World Renew is responding.

“Jesus called us to cross to the other side of the road and help those in need, regardless of who they are and where they come from. As the crisis persists, World Renew is partnering with a local Christian organization to provide vulnerable families displaced from their homes with food,” explained Carol Bremer-Bennett, director of World Renew, U.S.

This includes meeting the physical need for food, water, and shelter. Through its partnership in the Canadian Foodgrains Bank, World Renew is providing food to 3,000 Rohingya families. This nutrient-rich food is essential for those who have so little.

The response won’t end there, however. When World Renew responds to international disasters it coordinates its efforts with other nonprofit organizations, local churches, and locally hired people to ensure that physical, emotional, and spiritual needs are met for the short and long-term. This response includes providing emergency food and shelter, but it might also include trauma counselling, equipping churches to respond to needs, rebuilding of infrastructure, or training people in new business skills.
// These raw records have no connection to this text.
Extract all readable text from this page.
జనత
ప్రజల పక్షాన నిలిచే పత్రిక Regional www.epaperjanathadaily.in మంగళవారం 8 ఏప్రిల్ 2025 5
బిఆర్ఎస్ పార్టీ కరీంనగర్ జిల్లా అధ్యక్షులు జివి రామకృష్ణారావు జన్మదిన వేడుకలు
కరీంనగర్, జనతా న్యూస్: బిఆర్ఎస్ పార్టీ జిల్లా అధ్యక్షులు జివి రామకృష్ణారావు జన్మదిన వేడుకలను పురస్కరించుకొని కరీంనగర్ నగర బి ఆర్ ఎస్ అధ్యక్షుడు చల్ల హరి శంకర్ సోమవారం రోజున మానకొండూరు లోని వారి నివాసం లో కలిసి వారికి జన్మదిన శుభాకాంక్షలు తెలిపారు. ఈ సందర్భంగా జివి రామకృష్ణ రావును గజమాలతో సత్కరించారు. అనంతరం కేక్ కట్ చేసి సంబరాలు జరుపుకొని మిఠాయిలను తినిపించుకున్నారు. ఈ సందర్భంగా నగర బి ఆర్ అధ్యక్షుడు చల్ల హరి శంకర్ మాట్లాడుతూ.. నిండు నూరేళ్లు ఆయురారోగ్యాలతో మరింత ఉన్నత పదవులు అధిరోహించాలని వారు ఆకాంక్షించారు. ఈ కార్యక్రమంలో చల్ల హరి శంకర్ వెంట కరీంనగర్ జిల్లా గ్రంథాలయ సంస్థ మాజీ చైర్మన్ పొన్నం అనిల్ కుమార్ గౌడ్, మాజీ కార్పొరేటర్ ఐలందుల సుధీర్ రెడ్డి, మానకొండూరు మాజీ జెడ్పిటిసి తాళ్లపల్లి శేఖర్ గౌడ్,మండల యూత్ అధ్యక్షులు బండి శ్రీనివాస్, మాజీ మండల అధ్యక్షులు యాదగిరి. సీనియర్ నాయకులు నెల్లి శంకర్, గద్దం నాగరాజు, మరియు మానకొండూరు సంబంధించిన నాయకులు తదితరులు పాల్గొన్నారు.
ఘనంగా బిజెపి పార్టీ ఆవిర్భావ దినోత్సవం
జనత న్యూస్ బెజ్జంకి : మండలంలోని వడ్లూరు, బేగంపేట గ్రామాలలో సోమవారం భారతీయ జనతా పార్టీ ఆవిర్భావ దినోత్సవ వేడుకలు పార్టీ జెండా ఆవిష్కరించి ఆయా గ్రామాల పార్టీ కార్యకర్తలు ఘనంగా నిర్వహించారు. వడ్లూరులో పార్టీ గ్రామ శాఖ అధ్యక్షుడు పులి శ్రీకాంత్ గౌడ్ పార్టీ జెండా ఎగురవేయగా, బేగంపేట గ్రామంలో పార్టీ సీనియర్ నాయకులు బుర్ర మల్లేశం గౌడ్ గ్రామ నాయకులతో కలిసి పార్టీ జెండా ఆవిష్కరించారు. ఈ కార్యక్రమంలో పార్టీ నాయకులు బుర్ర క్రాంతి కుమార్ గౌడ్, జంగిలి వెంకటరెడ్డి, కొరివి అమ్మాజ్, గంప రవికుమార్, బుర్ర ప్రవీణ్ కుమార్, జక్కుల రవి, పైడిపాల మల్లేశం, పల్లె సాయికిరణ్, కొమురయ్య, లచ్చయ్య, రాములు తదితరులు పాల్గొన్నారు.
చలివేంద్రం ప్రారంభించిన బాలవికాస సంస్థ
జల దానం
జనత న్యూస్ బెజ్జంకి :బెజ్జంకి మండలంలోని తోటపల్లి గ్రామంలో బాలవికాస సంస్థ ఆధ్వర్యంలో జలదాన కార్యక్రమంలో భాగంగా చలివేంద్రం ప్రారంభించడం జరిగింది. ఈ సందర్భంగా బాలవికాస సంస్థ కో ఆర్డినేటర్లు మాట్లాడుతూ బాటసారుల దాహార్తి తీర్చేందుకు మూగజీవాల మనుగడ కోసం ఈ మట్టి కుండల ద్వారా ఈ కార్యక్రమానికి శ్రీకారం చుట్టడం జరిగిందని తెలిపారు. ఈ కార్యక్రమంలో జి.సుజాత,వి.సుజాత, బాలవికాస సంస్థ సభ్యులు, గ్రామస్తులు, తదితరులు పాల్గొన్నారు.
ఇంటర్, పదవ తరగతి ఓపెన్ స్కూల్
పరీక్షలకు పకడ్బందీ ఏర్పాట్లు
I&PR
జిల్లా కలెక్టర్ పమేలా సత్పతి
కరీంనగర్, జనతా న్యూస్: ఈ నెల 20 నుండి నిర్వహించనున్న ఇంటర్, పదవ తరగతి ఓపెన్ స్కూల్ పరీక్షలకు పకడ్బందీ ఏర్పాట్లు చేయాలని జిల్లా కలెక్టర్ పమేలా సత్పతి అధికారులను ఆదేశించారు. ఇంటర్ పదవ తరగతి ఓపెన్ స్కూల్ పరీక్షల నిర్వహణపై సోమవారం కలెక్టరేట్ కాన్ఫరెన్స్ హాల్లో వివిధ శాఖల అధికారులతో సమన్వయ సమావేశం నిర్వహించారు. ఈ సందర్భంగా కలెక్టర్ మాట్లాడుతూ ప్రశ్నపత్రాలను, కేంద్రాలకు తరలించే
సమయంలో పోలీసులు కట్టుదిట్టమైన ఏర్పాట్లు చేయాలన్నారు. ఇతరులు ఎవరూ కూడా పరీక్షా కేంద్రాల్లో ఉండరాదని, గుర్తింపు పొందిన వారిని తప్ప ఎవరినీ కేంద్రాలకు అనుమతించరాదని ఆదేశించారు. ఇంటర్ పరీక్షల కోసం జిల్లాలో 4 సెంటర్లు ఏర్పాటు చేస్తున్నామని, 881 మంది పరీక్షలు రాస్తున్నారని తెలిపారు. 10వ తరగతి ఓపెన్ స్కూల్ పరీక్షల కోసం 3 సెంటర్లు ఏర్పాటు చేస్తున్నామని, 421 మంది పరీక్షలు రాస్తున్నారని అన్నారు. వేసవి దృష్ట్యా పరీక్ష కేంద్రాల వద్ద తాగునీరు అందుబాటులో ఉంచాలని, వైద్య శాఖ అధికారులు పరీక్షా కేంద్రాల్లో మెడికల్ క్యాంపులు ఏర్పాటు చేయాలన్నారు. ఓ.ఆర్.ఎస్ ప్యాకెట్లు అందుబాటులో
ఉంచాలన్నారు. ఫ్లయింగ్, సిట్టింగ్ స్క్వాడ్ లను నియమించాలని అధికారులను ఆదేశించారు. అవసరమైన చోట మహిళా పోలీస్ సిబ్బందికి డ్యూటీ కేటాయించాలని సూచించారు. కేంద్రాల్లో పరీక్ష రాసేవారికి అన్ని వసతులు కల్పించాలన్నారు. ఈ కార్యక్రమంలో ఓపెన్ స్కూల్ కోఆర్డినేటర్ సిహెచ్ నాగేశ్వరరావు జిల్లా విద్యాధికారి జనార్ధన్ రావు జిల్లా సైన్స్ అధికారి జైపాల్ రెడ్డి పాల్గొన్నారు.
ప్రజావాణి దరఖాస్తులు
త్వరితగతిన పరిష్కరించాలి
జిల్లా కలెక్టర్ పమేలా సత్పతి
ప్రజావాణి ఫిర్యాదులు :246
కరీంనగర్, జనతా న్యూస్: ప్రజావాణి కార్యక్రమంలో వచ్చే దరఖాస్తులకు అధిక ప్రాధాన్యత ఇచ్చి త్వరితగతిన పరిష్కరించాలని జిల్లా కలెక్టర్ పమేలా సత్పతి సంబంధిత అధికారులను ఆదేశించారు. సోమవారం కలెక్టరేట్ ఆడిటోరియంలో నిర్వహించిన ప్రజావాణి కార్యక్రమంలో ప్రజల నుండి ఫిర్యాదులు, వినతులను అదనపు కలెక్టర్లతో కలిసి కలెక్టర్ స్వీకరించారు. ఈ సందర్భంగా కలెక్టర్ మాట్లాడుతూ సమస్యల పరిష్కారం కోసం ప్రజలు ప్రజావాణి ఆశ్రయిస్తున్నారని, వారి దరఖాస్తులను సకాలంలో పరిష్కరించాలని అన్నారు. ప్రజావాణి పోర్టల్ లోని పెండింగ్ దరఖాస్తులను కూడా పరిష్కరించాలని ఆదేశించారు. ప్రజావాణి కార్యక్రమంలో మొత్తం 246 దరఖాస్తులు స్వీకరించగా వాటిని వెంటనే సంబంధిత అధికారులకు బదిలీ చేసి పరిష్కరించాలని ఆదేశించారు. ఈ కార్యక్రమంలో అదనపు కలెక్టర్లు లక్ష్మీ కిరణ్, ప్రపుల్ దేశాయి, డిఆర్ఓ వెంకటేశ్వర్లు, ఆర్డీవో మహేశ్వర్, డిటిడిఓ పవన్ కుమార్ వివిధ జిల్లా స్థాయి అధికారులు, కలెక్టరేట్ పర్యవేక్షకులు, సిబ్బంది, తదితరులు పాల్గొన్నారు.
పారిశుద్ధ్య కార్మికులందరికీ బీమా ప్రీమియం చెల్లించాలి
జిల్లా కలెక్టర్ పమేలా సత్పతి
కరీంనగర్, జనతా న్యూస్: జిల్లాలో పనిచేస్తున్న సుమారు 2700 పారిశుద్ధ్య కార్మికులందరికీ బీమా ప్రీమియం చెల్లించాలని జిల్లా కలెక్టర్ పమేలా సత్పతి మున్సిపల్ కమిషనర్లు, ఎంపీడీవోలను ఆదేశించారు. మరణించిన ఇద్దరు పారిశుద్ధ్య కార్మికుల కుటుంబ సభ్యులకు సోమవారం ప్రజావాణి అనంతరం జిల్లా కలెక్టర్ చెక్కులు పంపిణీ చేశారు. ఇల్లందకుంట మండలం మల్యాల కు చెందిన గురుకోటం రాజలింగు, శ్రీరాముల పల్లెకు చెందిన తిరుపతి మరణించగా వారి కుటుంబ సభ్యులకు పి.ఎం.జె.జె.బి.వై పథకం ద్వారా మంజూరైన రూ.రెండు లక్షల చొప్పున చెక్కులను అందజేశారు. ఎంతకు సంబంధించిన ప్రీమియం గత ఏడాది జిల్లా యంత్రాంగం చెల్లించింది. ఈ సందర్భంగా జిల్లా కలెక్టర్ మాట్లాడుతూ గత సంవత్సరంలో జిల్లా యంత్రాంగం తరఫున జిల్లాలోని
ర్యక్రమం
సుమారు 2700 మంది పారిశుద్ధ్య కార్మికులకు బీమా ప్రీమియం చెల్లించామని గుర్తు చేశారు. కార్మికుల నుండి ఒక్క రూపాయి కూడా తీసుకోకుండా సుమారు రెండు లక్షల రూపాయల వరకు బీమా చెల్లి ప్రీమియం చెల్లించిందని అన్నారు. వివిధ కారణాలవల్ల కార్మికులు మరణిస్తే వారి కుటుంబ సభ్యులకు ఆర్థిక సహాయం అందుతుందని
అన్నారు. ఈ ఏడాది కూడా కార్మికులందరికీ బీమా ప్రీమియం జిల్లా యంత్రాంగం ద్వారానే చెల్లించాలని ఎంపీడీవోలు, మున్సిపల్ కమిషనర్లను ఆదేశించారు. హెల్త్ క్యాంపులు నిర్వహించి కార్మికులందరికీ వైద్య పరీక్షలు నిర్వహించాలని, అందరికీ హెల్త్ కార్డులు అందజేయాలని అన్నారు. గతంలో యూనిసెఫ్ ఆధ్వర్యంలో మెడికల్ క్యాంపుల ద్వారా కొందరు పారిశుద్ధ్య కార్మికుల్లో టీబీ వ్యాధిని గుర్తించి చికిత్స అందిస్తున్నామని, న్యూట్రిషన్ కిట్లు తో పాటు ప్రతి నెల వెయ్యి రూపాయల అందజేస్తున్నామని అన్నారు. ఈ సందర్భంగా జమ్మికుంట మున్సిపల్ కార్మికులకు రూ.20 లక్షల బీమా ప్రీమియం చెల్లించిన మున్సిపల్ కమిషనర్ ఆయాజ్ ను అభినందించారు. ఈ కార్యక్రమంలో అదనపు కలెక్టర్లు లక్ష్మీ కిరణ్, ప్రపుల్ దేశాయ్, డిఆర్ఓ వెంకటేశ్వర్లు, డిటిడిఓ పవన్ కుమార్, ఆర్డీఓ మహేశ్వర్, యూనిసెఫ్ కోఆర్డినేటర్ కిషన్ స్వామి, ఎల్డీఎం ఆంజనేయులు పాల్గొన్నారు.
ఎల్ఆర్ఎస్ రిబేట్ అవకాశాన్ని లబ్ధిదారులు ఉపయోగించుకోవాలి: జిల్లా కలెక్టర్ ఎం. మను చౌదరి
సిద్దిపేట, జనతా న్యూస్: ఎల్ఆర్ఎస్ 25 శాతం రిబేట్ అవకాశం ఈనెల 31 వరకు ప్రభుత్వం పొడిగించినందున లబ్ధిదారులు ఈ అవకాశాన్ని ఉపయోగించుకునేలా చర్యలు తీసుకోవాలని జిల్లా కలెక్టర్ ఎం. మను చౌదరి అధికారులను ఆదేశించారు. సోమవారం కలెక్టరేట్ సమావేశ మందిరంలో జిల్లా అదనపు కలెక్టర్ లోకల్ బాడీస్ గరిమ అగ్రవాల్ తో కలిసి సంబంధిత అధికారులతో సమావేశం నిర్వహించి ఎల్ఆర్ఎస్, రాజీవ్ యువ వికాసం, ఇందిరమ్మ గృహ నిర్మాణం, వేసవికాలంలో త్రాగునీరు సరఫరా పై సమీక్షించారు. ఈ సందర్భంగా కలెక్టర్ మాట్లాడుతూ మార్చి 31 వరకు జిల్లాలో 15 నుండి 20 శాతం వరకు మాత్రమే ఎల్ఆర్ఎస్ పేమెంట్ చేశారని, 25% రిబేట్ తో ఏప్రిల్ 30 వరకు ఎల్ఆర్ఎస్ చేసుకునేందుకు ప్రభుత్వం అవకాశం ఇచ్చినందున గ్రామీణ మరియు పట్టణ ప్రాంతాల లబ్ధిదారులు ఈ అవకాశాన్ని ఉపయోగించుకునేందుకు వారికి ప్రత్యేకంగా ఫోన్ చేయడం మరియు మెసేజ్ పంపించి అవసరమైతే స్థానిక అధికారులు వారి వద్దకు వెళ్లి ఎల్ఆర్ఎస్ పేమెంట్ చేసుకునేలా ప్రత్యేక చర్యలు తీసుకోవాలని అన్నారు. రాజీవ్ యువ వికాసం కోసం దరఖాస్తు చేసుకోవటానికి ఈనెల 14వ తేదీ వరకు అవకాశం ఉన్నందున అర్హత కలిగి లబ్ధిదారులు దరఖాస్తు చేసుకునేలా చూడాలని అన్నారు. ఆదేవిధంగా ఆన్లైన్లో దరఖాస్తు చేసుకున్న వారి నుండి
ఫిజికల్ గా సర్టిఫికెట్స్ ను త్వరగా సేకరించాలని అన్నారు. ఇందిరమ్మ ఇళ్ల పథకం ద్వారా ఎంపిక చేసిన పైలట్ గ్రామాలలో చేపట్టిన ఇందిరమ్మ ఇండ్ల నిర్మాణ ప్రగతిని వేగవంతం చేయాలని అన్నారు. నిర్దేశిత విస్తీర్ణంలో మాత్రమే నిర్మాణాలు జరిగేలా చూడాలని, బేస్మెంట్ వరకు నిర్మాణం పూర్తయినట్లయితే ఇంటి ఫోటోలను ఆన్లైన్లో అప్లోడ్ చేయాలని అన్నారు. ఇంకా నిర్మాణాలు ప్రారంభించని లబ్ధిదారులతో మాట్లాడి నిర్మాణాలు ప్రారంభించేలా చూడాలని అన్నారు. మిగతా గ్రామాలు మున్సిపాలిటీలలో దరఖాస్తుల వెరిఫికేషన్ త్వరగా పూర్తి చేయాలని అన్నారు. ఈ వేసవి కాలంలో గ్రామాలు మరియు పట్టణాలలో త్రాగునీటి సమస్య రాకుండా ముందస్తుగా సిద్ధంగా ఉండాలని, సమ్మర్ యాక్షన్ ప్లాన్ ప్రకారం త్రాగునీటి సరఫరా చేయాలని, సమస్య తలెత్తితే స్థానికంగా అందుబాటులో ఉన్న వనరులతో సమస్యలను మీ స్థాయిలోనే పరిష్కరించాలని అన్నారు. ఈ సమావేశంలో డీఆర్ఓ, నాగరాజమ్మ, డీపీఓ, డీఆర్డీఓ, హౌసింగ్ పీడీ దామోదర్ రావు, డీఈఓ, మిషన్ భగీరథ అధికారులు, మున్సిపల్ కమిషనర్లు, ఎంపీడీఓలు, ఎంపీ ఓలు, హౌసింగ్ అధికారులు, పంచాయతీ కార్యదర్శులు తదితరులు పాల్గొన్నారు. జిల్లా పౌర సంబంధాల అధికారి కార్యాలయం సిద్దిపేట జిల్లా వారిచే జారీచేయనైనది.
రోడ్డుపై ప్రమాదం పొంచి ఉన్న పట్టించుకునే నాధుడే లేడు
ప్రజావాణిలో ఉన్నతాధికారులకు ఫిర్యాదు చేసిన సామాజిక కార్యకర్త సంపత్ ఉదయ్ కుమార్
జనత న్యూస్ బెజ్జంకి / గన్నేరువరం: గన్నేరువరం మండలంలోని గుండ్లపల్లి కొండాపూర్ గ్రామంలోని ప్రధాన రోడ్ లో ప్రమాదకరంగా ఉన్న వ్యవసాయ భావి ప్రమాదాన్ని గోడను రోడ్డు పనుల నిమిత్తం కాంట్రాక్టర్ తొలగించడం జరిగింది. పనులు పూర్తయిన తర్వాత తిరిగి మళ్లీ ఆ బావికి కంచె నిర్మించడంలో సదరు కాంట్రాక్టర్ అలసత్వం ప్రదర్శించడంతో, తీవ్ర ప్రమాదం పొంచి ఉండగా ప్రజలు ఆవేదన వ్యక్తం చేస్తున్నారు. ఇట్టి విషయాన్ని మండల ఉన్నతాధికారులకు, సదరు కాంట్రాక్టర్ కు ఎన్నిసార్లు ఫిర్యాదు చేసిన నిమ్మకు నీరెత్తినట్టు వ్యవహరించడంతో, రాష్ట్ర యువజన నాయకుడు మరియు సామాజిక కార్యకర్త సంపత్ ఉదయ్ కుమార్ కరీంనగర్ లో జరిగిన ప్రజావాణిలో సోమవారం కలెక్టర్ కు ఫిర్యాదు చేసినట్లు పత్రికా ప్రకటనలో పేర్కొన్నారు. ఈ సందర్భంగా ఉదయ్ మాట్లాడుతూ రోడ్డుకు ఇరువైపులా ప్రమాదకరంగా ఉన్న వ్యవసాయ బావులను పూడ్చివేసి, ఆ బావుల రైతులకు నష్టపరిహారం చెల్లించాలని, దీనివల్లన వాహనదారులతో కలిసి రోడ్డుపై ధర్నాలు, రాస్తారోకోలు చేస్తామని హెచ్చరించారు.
“During a time of great turmoil, World Renew is there so that God’s love will be felt as families receive assistance,” said Bremer-Bennett. “God graciously teaches each of us about love as we experience, day-to-day, his love through Christ.  He expects us to extend that love to our neighbors. Through World Renew, the Christian Reformed Church is expressing that love by pursuing justice and serving those who are in need. Through unconditional, undiscriminating, and life-sustaining love, those that World Renew serves can see Christ and draw near to him even in the midst of crises.”